L’académisme contemporain
Les critiques portées à l’art contemporain fleurissent. Sans doute ont-elles toujours existées, mais tout se passe comme si aujourd’hui elles avaient une nouvelle vigueur. Elles embrassent un champ vaste, allant du dénigrement par le sens commun pour l’activité artistique comme telle, à des approches plus argumentatives. Leur travers consiste souvent à tomber dans la réaction, et on a le sentiment en les lisant qu’il est fort difficile de critiquer certains excès de l’art contemporain sans tomber dans une vision naive et classique de l’art. Tout se passe comme si pour critiquer le conformisme de l’art contemporain il fallait faire machine arrière et remettre en cause la pertinence de Marcel Duchamp, Andy Warhol, Daniel Buren, et quelques autres, l’art conceptuel servant le plus souvent d’épouvantail.
S’il est d’une part absurde de critiquer en général l’art contemporain, puisqu’il s’agit d’entreprises singulières et parallèles dont l’homogénéité n’est pas prouvée a priori, il n’empêche qu’un certain sentiment de notre temps nous signale la coalescence entre certaines formes académiques en art et les pouvoirs en place. Il y aurait donc une bonne et une mauvaise critiques, laissant en suspend la question de savoir comment cette dernière pourrait éviter d’être réactionnaire.

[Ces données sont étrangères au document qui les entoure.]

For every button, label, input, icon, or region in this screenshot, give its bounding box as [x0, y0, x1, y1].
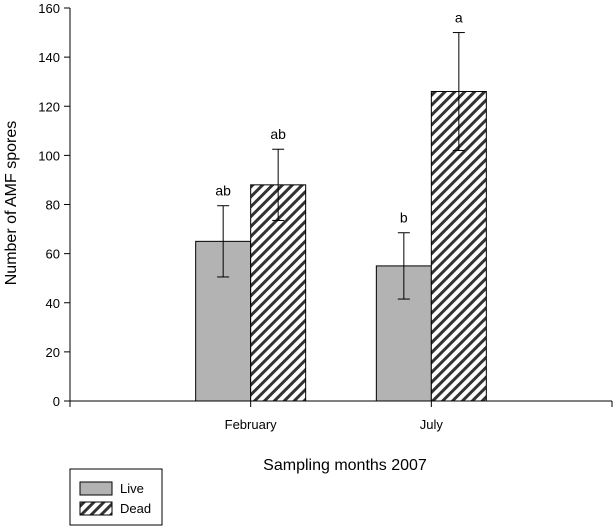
y-tick-label-40: 40	[46, 296, 60, 311]
error-bars	[217, 32, 465, 300]
y-tick-label-0: 0	[53, 394, 60, 409]
y-tick-label-20: 20	[46, 345, 60, 360]
legend-swatch-dead	[79, 501, 113, 516]
y-tick-label-100: 100	[38, 148, 60, 163]
legend-frame	[69, 468, 163, 526]
y-tick-label-120: 120	[38, 99, 60, 114]
legend: Live Dead	[69, 468, 163, 526]
legend-swatch-live	[79, 481, 113, 496]
y-tick-label-80: 80	[46, 198, 60, 213]
error-bar-live-february	[217, 205, 230, 278]
y-tick-label-140: 140	[38, 50, 60, 65]
significance-label-dead-february: ab	[270, 126, 286, 142]
x-axis-title: Sampling months 2007	[263, 457, 427, 474]
bars	[195, 91, 487, 402]
legend-label-live: Live	[120, 481, 144, 496]
error-bar-dead-february	[272, 148, 285, 221]
significance-labels: ab ab b a	[215, 10, 463, 226]
y-axis-title: Number of AMF spores	[3, 121, 20, 286]
axes: 0 20 40 60 80 100 120 140 160 February July	[38, 1, 613, 432]
error-bar-live-july	[397, 232, 410, 300]
significance-label-dead-july: a	[455, 10, 463, 26]
y-tick-label-60: 60	[46, 247, 60, 262]
y-tick-label-160: 160	[38, 1, 60, 16]
error-bar-dead-july	[452, 32, 465, 151]
significance-label-live-february: ab	[215, 183, 231, 199]
legend-label-dead: Dead	[120, 501, 151, 516]
x-tick-label-february: February	[225, 417, 278, 432]
significance-label-live-july: b	[400, 210, 408, 226]
x-tick-label-july: July	[420, 417, 444, 432]
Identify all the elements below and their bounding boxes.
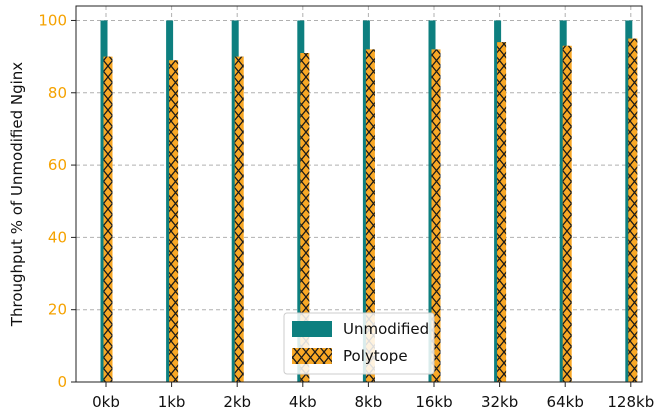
x-tick-label: 1kb	[158, 393, 186, 411]
x-tick-label: 0kb	[92, 393, 120, 411]
bar-polytope-hatch	[497, 42, 507, 383]
bar-polytope-hatch	[103, 56, 113, 382]
bar-polytope-hatch	[365, 49, 375, 383]
x-tick-label: 16kb	[415, 393, 452, 411]
bar-polytope-hatch	[300, 53, 310, 382]
y-tick-label: 100	[38, 11, 67, 29]
x-tick-label: 4kb	[289, 393, 317, 411]
y-tick-label: 60	[48, 156, 67, 174]
plot-frame	[75, 5, 643, 383]
bar-polytope-hatch	[562, 45, 572, 383]
x-tick-label: 2kb	[223, 393, 251, 411]
legend-label-unmodified: Unmodified	[343, 320, 429, 338]
legend-swatch-polytope-hatch	[292, 348, 332, 364]
x-tick-label: 128kb	[607, 393, 654, 411]
bar-polytope-hatch	[431, 49, 441, 383]
x-tick-label: 32kb	[481, 393, 518, 411]
y-axis-label: Throughput % of Unmodified Nginx	[8, 62, 26, 327]
legend-label-polytope: Polytope	[343, 347, 408, 365]
axis-ticks: 0 20 40 60 80 100 0kb 1kb 2kb 4kb 8kb 16kb 32kb 64kb 1…	[38, 11, 654, 411]
y-tick-label: 80	[48, 84, 67, 102]
bar-polytope-hatch	[234, 56, 244, 382]
bar-polytope-hatch	[628, 38, 638, 383]
legend: Unmodified Polytope	[283, 312, 435, 375]
y-tick-label: 40	[48, 228, 67, 246]
x-tick-label: 8kb	[355, 393, 383, 411]
bar-polytope-hatch	[169, 60, 179, 382]
bars	[100, 20, 638, 383]
y-tick-label: 0	[57, 373, 67, 391]
legend-swatch-unmodified	[292, 321, 332, 337]
x-tick-label: 64kb	[547, 393, 584, 411]
y-tick-label: 20	[48, 301, 67, 319]
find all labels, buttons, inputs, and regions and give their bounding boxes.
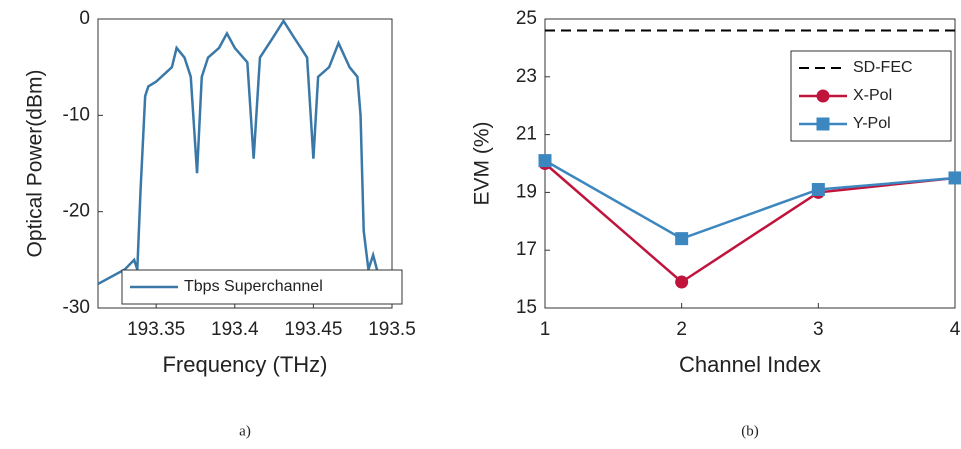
y-tick-label: 17: [516, 239, 537, 260]
x-axis-label: Frequency (THz): [162, 352, 327, 377]
y-axis-label: Optical Power(dBm): [24, 70, 47, 258]
point: [949, 171, 961, 184]
y-tick-label: 0: [79, 8, 90, 29]
y-tick-label: 19: [516, 181, 537, 202]
y-tick-label: 25: [516, 8, 537, 29]
legend-label: SD-FEC: [853, 59, 913, 76]
legend-label: Y-Pol: [853, 115, 891, 132]
series-line: [98, 21, 392, 284]
y-tick-label: -30: [63, 297, 90, 318]
x-tick-label: 193.45: [284, 319, 342, 340]
point: [812, 183, 825, 196]
x-tick-label: 193.4: [211, 319, 259, 340]
x-tick-label: 1: [540, 319, 551, 340]
point: [539, 154, 552, 167]
x-axis-label: Channel Index: [679, 352, 821, 377]
y-axis-label: EVM (%): [471, 122, 494, 206]
point: [675, 232, 688, 245]
x-tick-label: 2: [676, 319, 687, 340]
x-tick-label: 3: [813, 319, 824, 340]
x-tick-label: 193.35: [127, 319, 185, 340]
y-tick-label: 15: [516, 297, 537, 318]
legend-marker: [817, 90, 830, 103]
series-line: [545, 161, 955, 239]
x-tick-label: 4: [950, 319, 961, 340]
caption: (b): [741, 423, 759, 439]
legend-marker: [817, 118, 830, 131]
y-tick-label: -20: [63, 201, 90, 222]
legend-label: Tbps Superchannel: [184, 278, 323, 295]
point: [675, 275, 688, 288]
y-tick-label: -10: [63, 104, 90, 125]
caption: a): [239, 423, 251, 439]
y-tick-label: 21: [516, 124, 537, 145]
series-line: [545, 164, 955, 282]
legend-label: X-Pol: [853, 87, 892, 104]
x-tick-label: 193.5: [368, 319, 416, 340]
y-tick-label: 23: [516, 66, 537, 87]
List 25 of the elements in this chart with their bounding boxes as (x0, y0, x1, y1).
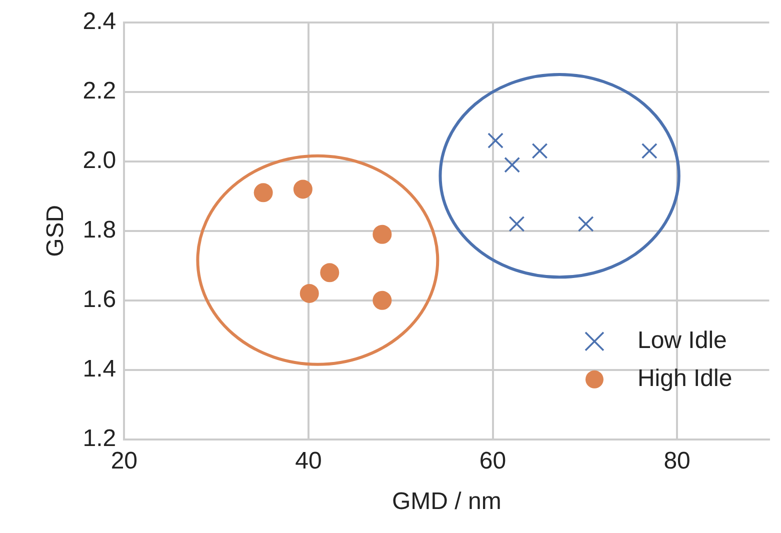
y-axis-title: GSD (42, 204, 70, 257)
y-tick-label: 1.8 (82, 216, 116, 244)
x-tick-label: 80 (664, 447, 690, 474)
point (254, 183, 273, 202)
point (504, 156, 520, 173)
point (372, 290, 392, 310)
point (532, 143, 548, 159)
point (578, 216, 594, 232)
y-tick-label: 1.4 (82, 356, 116, 383)
x-axis-title: GMD / nm (392, 488, 502, 516)
y-tick-label: 2.4 (82, 8, 116, 36)
point (508, 216, 525, 232)
legend-label: High Idle (637, 365, 732, 392)
x-tick-label: 60 (479, 447, 506, 474)
x-tick-label: 40 (295, 447, 322, 474)
y-tick-label: 2.2 (82, 78, 116, 105)
point (641, 143, 658, 159)
point (300, 284, 319, 303)
point (320, 263, 340, 282)
legend-label: Low Idle (637, 327, 727, 354)
y-tick-label: 1.6 (82, 286, 116, 314)
point (372, 224, 392, 244)
y-tick-label: 2.0 (82, 147, 116, 174)
point (293, 180, 312, 199)
point (488, 132, 504, 149)
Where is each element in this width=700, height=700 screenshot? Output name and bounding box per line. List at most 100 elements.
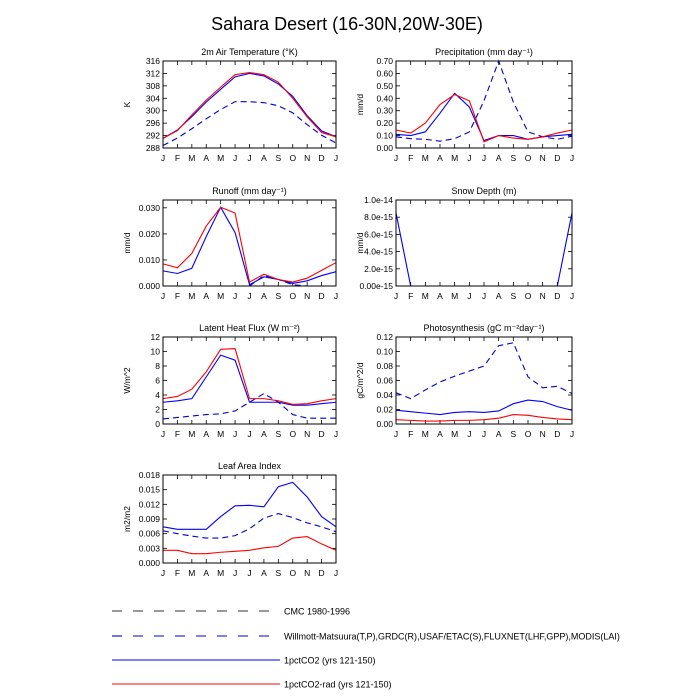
y-tick-label: 0.70: [376, 56, 393, 66]
x-tick-label: S: [275, 568, 281, 578]
x-tick-label: A: [261, 429, 267, 439]
x-tick-label: J: [247, 568, 251, 578]
x-tick-label: D: [554, 291, 560, 301]
panel-frame: [395, 336, 573, 425]
x-tick-label: N: [540, 291, 546, 301]
x-tick-label: F: [175, 291, 180, 301]
x-tick-label: D: [319, 153, 325, 163]
panel-4: Snow Depth (m) mm/d 0.00e-15 2.0e-15 4.0e-15…: [355, 186, 574, 301]
series-line-dash-blue: [395, 342, 573, 400]
x-tick-label: J: [394, 429, 398, 439]
x-tick-label: J: [233, 568, 237, 578]
x-tick-label: J: [334, 429, 338, 439]
x-tick-label: D: [554, 429, 560, 439]
x-tick-label: A: [437, 153, 443, 163]
x-tick-label: N: [304, 568, 310, 578]
panel-title: Precipitation (mm day⁻¹): [435, 47, 533, 57]
x-tick-label: A: [437, 291, 443, 301]
x-tick-label: F: [175, 429, 180, 439]
panel-6: Photosynthesis (gC m⁻²day⁻¹) gC/m^2/d 0.00…: [355, 323, 574, 439]
y-tick-label: 0.30: [376, 106, 393, 116]
x-tick-label: M: [217, 568, 224, 578]
x-tick-label: M: [451, 429, 458, 439]
x-tick-label: F: [408, 153, 413, 163]
y-tick-label: 0.018: [139, 470, 161, 480]
y-tick-label: 12: [151, 332, 161, 342]
y-tick-label: 0.00: [376, 143, 393, 153]
y-tick-label: 0.00: [376, 419, 393, 429]
series-line-solid-blue: [162, 354, 337, 406]
y-tick-label: 0.12: [376, 332, 393, 342]
y-tick-label: 0.020: [139, 229, 161, 239]
y-axis-label: mm/d: [355, 232, 365, 254]
x-tick-label: M: [188, 291, 195, 301]
x-tick-label: F: [175, 153, 180, 163]
y-tick-label: 0.60: [376, 68, 393, 78]
x-tick-label: S: [275, 153, 281, 163]
x-tick-label: F: [408, 291, 413, 301]
y-tick-label: 4.0e-15: [364, 247, 393, 257]
series-line-dash-blue: [162, 513, 337, 539]
y-tick-label: 2.0e-15: [364, 264, 393, 274]
x-tick-label: O: [525, 429, 532, 439]
x-tick-label: J: [570, 153, 574, 163]
x-tick-label: J: [394, 291, 398, 301]
legend: CMC 1980-1996 Willmott-Matsuura(T,P),GRDC…: [112, 607, 620, 690]
x-tick-label: M: [451, 153, 458, 163]
x-tick-label: J: [467, 153, 471, 163]
series-line-dash-blue: [395, 59, 573, 142]
y-tick-label: 0.40: [376, 93, 393, 103]
y-axis-label: m2/m2: [122, 506, 132, 532]
x-tick-label: J: [482, 153, 486, 163]
panel-2: Precipitation (mm day⁻¹) mm/d 0.00 0.10 0.20…: [355, 47, 574, 163]
x-tick-label: J: [482, 429, 486, 439]
x-tick-label: N: [304, 291, 310, 301]
panel-3: Runoff (mm day⁻¹) mm/d 0.000 0.010 0.020 0.03…: [122, 186, 338, 301]
x-tick-label: M: [217, 429, 224, 439]
panel-title: Leaf Area Index: [218, 461, 282, 471]
y-axis-label: gC/m^2/d: [355, 362, 365, 398]
x-tick-label: J: [161, 153, 165, 163]
series-line-solid-red: [162, 206, 337, 283]
y-tick-label: 0.009: [139, 514, 161, 524]
x-tick-label: A: [203, 153, 209, 163]
y-tick-label: 0: [155, 419, 160, 429]
series-line-solid-blue: [395, 212, 573, 287]
y-tick-label: 4: [155, 390, 160, 400]
x-tick-label: A: [261, 291, 267, 301]
y-tick-label: 8.0e-15: [364, 212, 393, 222]
x-tick-label: N: [304, 429, 310, 439]
panel-frame: [162, 199, 337, 287]
x-tick-label: D: [319, 568, 325, 578]
x-tick-label: N: [540, 429, 546, 439]
series-line-solid-blue: [162, 72, 337, 139]
y-tick-label: 0.015: [139, 485, 161, 495]
x-tick-label: D: [319, 429, 325, 439]
x-tick-label: A: [261, 153, 267, 163]
x-tick-label: J: [247, 291, 251, 301]
legend-label: CMC 1980-1996: [284, 607, 350, 617]
series-line-solid-red: [395, 414, 573, 422]
x-tick-label: J: [161, 291, 165, 301]
y-axis-label: W/m^2: [122, 367, 132, 393]
panel-7: Leaf Area Index m2/m2 0.000 0.003 0.006 0.009…: [122, 461, 338, 578]
y-tick-label: 0.030: [139, 203, 161, 213]
y-tick-label: 0.00e-15: [359, 281, 393, 291]
y-tick-label: 1.0e-14: [364, 195, 393, 205]
y-tick-label: 312: [146, 68, 160, 78]
x-tick-label: J: [570, 291, 574, 301]
y-axis-label: K: [122, 101, 132, 107]
x-tick-label: O: [289, 568, 296, 578]
panel-title: 2m Air Temperature (°K): [201, 47, 297, 57]
y-tick-label: 316: [146, 56, 160, 66]
x-tick-label: S: [510, 429, 516, 439]
panel-frame: [162, 336, 337, 425]
x-tick-label: A: [203, 429, 209, 439]
x-tick-label: M: [188, 568, 195, 578]
legend-label: 1pctCO2 (yrs 121-150): [284, 656, 376, 666]
x-tick-label: D: [554, 153, 560, 163]
x-tick-label: A: [437, 429, 443, 439]
panel-1: 2m Air Temperature (°K) K 288 292 296 300 304 3…: [122, 47, 338, 163]
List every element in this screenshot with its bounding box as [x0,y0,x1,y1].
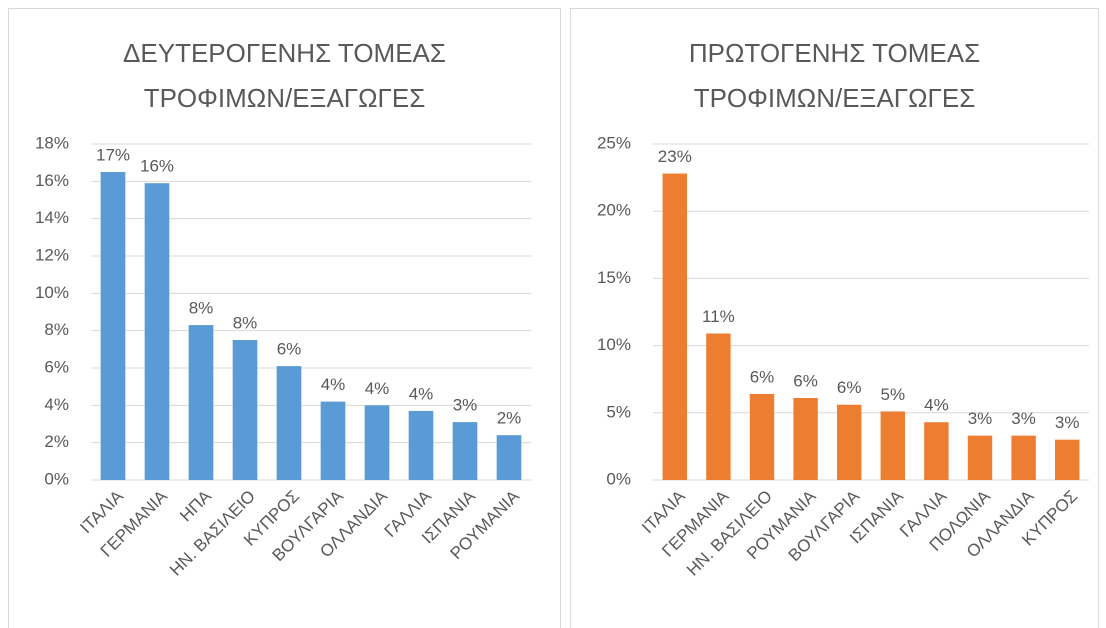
data-label: 6% [837,378,862,397]
y-tick-label: 0% [44,469,69,488]
y-tick-label: 6% [44,357,69,376]
bar [276,366,302,480]
bar [1011,435,1036,480]
y-tick-label: 5% [606,402,631,421]
bar [320,401,346,480]
data-label: 3% [1055,413,1080,432]
bar [408,410,434,480]
bar [364,405,390,480]
chart-panel: ΠΡΩΤΟΓΕΝΗΣ ΤΟΜΕΑΣ ΤΡΟΦΙΜΩΝ/ΕΞΑΓΩΓΕΣ 0% 5%… [570,8,1099,628]
data-label: 4% [321,375,346,394]
y-tick-label: 15% [597,268,631,287]
bar [749,393,775,480]
y-tick-label: 4% [44,395,69,414]
y-tick-label: 20% [597,201,631,220]
bar [706,333,731,480]
y-tick-label: 12% [35,245,69,264]
data-label: 23% [658,147,692,166]
data-label: 8% [233,313,258,332]
y-tick-label: 10% [35,283,69,302]
y-tick-label: 25% [597,133,631,152]
data-label: 2% [497,409,522,428]
chart-title: ΔΕΥΤΕΡΟΓΕΝΗΣ ΤΟΜΕΑΣ ΤΡΟΦΙΜΩΝ/ΕΞΑΓΩΓΕΣ [123,38,446,113]
bar [880,411,906,480]
bar [836,404,862,480]
bar [188,325,214,480]
y-tick-label: 2% [44,432,69,451]
chart: 0%5%10%15%20%25%23%ΙΤΑΛΙΑ11%ΓΕΡΜΑΝΙΑ6%ΗΝ… [597,133,1089,580]
data-label: 4% [409,384,434,403]
bar [793,398,818,480]
bar [144,183,170,480]
data-label: 6% [277,340,302,359]
y-tick-label: 14% [35,208,69,227]
data-label: 4% [365,379,390,398]
data-label: 6% [793,372,818,391]
bar [1054,439,1080,480]
data-label: 5% [881,385,906,404]
data-label: 3% [968,409,993,428]
data-label: 3% [453,396,478,415]
bar [662,173,688,480]
y-tick-label: 8% [44,320,69,339]
chart-title: ΠΡΩΤΟΓΕΝΗΣ ΤΟΜΕΑΣ ΤΡΟΦΙΜΩΝ/ΕΞΑΓΩΓΕΣ [688,38,981,113]
data-label: 17% [96,145,130,164]
bar [496,435,522,480]
bar [967,435,993,480]
bar [924,422,949,480]
bar [232,340,258,480]
bar [100,172,126,480]
data-label: 6% [750,367,775,386]
data-label: 3% [1011,409,1036,428]
data-label: 8% [189,299,214,318]
data-label: 16% [140,157,174,176]
y-tick-label: 16% [35,171,69,190]
x-tick-label: ΗΠΑ [176,486,215,525]
data-label: 4% [924,396,949,415]
y-tick-label: 18% [35,133,69,152]
chart-panel: ΔΕΥΤΕΡΟΓΕΝΗΣ ΤΟΜΕΑΣ ΤΡΟΦΙΜΩΝ/ΕΞΑΓΩΓΕΣ 0%… [8,8,561,628]
bar [452,422,478,480]
data-label: 11% [702,307,735,326]
y-tick-label: 0% [606,469,631,488]
y-tick-label: 10% [597,335,631,354]
chart: 0%2%4%6%8%10%12%14%16%18%17%ΙΤΑΛΙΑ16%ΓΕΡ… [35,133,531,580]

Deux éléments de méthode me semblent nécessaire : l’historicisation des pratiques. Si on peut être insatisfait de certains effets du readymade aujourd’hui, ce n’est pas pour autant que celui-ci n’était pas à une époque déterminée une forme artistique intéressante parce que venant troubler les attentes perceptives du public. Le danger d’une telle historicisation est le culte moderniste du nouveau consistant à créer une histoire de l’art chronologique avançant de décennie en décennie. L’art est aussi fait de reprises, de liens temporels inattendus, de questions qui ne sont jamais résolues et qui peuvent être rejouées. Mais cette achronologie de l’art est toute différente que la reprise passive de problématiques passées, permettant à certains artistes de se mettre dans l’ombre d’aînés déjà reconnus, plutôt que d’inventer une singularité inattendue. Il faut donc analyser au cas par cas le degré d’intensité des références en séparant ce qui relève de la reprise active et du “meme’ passif. Le “meme” donne un sentiment de déjà vu fade et confirme les structures en place. Il faut par ailleurs accepter que les formes dominantes d’art soient des reliques fétichisées d’intensités perdues.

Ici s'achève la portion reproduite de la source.